The researchers had previously discovered that animal Neu5Gc can be absorbed into human tissues. In this study, they hypothesized that eating red meat could lead to inflammation if the body’s immune system is constantly generating antibodies against consumed animal Neu5Gc, a foreign molecule. Chronic inflammation is known to promote tumor formation.

To test this hypothesis, the team engineered mice to mimic humans in that they lacked their own Neu5Gc and produced antibodies against it. When these mice were fed Neu5Gc, they developed systemic inflammation. Spontaneous tumor formation increased fivefold and Neu5Gc accumulated in the tumors.

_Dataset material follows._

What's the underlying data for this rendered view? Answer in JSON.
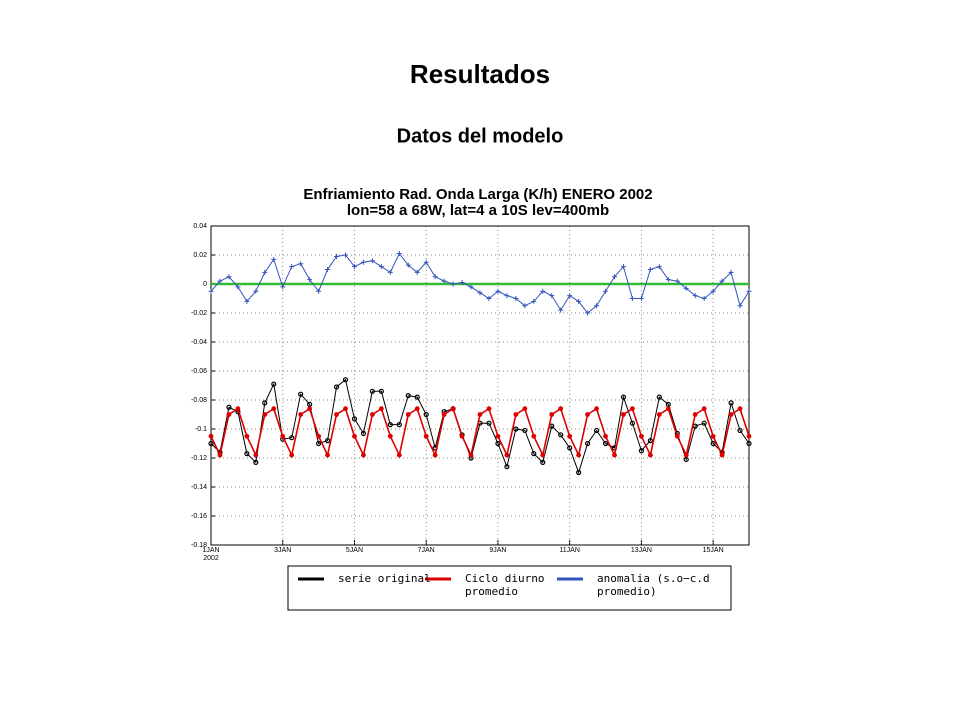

“The final proof in humans will be much harder to come by,” Varki said. “But on a more general note, this work may also help explain potential connections of red meat consumption to other diseases exacerbated by chronic inflammation, such as atherosclerosis and type 2 diabetes.

“Of course, moderate amounts of red meat can be a source of good nutrition for young people. We hope that our work will eventually lead the way to practical solutions for this catch-22.”

In response to questions regarding whether animal diet or breed impacts on the creation or quantity of the Neu5Gc molecule, Ajit Varki, MD, distinguished professor at University of California, San Diego School of Medicine said:

“The mice in the study were never actually fed with red meat. Rather, they were fed with the potentially offending Neu5Gc molecule in a form in which it could be absorbed and incorporated into the body, thus triggering inflammation.

“It was important to do this to eliminate other possible reasons for the red meat effect. It is theoretically possible that an animal’s diet could influence the extent to which it produces Neu5Gc in its meat products. However, based on other similar biological situations it seems unlikely. We will not know for sure until we test red meat from a grass-fed organically raised animal for the same molecule. Another possibility is that different strains of livestock may have different levels of molecule. Again, we have not done an extensive survey.”